After its investigation, the commission determined the emails were in the public’s interest and dumped them on a website.

Though ostensibly for research and academic use, the trove was so messy and unwieldy that it was effectively useless—until an MIT computer science professor named Leslie Kaelbling bought the data for $10,000 and handed it over to colleagues who cleaned it up, took out duplicates, organized the remaining 200,000 messages into folders, and released it into the world.

“What was weird was that the data itself was in the public domain, but we still had to pay a company for the service of giving it to us on a disk,” Kaelbling said. “After that, we just gave it away for free.”

If Enron went down for defrauding the public, the company has unwittingly repaid a small part of its debt to society through the gift of its emails.
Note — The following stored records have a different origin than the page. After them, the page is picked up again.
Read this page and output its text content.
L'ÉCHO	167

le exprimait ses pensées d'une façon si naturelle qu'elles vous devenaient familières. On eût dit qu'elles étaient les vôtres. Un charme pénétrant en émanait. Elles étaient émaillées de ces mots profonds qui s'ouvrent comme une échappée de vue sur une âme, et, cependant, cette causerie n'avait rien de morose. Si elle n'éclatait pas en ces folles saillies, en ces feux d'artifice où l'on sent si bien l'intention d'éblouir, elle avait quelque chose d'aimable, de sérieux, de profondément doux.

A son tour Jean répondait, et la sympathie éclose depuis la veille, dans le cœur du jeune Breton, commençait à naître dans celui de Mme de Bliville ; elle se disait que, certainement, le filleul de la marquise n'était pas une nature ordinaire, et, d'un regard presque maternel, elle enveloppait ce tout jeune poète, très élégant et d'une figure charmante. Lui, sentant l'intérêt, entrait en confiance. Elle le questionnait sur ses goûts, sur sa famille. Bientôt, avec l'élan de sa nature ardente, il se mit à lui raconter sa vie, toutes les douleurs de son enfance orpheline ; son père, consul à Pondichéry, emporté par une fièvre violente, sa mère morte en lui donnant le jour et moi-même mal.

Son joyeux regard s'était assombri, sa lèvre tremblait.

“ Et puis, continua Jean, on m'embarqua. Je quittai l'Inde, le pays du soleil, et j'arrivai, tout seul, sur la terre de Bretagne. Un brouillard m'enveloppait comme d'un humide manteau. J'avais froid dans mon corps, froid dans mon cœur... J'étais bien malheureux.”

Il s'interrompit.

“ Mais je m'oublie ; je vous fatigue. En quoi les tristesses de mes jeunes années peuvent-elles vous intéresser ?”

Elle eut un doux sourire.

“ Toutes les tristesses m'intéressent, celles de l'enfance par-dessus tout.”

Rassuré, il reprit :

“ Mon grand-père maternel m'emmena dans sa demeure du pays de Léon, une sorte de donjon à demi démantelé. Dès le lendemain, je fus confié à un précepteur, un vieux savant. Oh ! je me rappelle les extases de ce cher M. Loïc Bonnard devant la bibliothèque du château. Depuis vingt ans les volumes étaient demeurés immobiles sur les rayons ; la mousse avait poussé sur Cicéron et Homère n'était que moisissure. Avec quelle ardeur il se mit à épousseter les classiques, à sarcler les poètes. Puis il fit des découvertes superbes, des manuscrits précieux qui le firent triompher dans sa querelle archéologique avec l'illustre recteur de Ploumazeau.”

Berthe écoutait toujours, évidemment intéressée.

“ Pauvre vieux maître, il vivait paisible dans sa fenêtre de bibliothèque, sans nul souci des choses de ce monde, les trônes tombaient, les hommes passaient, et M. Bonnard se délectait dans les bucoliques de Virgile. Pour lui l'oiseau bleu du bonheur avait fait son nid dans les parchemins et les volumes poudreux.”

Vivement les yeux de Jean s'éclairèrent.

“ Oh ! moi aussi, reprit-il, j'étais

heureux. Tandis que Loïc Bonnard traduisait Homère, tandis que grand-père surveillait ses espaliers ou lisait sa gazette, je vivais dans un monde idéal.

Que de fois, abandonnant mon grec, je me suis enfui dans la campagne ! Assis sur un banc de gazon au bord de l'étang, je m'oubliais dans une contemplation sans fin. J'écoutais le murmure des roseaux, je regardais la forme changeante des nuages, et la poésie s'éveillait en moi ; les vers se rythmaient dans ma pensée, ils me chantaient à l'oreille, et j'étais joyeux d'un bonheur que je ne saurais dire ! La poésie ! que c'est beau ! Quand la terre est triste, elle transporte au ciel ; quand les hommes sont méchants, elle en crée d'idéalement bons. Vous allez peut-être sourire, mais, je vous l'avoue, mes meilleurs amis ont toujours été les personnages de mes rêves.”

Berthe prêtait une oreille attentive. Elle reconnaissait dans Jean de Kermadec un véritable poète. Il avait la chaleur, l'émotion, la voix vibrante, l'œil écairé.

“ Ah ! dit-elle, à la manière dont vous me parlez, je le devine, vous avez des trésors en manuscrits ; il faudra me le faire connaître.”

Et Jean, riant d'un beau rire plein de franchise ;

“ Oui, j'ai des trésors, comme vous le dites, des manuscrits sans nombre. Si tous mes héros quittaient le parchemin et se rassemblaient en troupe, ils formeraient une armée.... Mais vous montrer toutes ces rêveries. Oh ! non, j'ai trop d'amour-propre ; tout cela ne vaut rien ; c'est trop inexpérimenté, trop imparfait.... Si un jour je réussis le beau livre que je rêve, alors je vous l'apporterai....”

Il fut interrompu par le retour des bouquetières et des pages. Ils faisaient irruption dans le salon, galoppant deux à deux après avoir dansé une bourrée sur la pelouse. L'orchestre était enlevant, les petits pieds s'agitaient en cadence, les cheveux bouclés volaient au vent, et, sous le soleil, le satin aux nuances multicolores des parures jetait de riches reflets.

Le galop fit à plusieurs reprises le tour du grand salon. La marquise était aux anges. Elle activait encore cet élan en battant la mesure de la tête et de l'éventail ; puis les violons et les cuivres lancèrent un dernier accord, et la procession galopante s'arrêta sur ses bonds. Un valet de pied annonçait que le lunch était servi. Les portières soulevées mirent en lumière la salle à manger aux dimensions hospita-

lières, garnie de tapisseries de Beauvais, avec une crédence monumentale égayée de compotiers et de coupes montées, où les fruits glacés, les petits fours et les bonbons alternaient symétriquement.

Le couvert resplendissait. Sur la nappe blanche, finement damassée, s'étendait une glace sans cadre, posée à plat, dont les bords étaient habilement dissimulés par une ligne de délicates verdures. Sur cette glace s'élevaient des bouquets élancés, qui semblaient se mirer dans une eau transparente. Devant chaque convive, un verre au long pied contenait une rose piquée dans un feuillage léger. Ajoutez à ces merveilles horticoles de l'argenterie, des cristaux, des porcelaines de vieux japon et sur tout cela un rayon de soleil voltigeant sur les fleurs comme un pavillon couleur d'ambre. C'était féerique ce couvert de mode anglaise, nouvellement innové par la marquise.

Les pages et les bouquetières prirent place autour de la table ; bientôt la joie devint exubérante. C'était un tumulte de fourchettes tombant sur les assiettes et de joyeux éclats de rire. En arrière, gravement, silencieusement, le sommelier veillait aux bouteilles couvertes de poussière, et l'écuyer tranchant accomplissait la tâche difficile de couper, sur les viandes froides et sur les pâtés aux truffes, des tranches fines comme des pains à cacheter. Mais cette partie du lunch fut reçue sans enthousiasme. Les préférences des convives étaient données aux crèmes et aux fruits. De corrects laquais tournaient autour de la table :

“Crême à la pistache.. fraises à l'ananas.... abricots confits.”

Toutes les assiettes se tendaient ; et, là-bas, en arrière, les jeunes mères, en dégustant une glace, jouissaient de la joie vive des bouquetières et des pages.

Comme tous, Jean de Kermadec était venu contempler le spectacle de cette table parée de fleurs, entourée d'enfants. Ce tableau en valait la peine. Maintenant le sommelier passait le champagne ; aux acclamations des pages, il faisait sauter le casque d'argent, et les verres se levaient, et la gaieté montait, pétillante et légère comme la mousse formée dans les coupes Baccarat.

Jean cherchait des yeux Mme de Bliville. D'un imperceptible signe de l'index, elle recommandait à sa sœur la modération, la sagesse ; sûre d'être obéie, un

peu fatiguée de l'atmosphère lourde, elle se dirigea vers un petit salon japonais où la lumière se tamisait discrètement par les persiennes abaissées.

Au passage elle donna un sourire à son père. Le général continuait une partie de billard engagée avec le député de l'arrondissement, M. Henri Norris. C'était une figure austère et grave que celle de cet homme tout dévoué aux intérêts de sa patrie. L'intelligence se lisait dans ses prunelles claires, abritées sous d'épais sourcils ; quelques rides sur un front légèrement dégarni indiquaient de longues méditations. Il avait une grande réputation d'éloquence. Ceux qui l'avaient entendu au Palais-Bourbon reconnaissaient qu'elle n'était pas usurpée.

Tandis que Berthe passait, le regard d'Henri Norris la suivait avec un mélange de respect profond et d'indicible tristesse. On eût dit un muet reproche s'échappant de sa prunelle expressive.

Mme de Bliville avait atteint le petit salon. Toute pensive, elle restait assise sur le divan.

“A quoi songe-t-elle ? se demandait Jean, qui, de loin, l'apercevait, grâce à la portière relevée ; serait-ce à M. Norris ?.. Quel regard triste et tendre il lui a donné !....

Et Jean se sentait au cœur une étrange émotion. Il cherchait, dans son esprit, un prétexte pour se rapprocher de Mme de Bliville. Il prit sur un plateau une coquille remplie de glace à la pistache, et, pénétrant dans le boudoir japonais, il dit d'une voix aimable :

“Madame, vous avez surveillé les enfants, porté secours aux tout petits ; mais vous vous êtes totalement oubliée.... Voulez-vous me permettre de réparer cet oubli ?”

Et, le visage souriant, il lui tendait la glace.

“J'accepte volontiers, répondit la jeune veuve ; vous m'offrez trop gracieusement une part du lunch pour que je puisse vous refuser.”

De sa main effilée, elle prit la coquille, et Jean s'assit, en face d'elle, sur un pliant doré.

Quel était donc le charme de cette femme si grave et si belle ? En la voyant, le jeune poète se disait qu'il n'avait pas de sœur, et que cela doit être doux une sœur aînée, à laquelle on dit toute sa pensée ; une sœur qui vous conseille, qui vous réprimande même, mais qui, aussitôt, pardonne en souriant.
The Enron Corpus, as the collection is known, has been used in more than 100 projects since that research team presented it to the public in 2004. As the biggest public collection of natural written language in an organizational setting, it has been used to study everything from statistics to artificial intelligence to email attachment habits. An online art project by two Brooklyn artists will send every single one of the emails to your personal inbox, a process which (depending on the frequency of emails you request) will take anywhere from seven days to seven years.

As Jessica Leber pointed out several years ago in the MIT Technology Review, FERC’s decision to place the emails in the public domain democratized research into corporate behavior. Without this publicly available set, she noted, “research into business e-mails could be done only by people with access to big corporate or government servers”—to the likely exclusion of social scientists, linguists, and others with insights to glean from the language of corporate power.

The emails have been invaluable to AI researchers in teaching robots how humans talk—or at least, how they write—when they’re at work. The prototype (but not the final version) of Gmail’s “smart compose” feature was trained on the Enron Corpus. Some of the researchers on the first academic team to work with the emails went on to develop early versions of Apple’s Siri.

But here is where the ghosts of Enron’s world comes back to haunt us. While the emails offer compelling evidence of how people talk to each other, specifically, they offer evidence of how people who thrived at a morally compromised US corporation in the late 1990s and early 2000s talked to each other.

“If you think there might be significant biases embedded in emails sent among employees of [a] Texas oil-and-gas company that collapsed under federal investigation for fraud stemming from systemic, institutionalized unethical culture, you’d be right,” New York University researcher Amanda Levendowski wrote in 2017. “The Enron emails are simply not representative—not geographically, not socioeconomically, not even in terms of race or gender. . . And yet [they] remain a go-to dataset for training AI systems.”

Among the many subjects the emails have helped researchers understand are gender dynamics in the workplace. By continuing to rely on the conversations of this particular workplace to teach machines to talk for us, we may be unwittingly carrying its flaws with us into the future.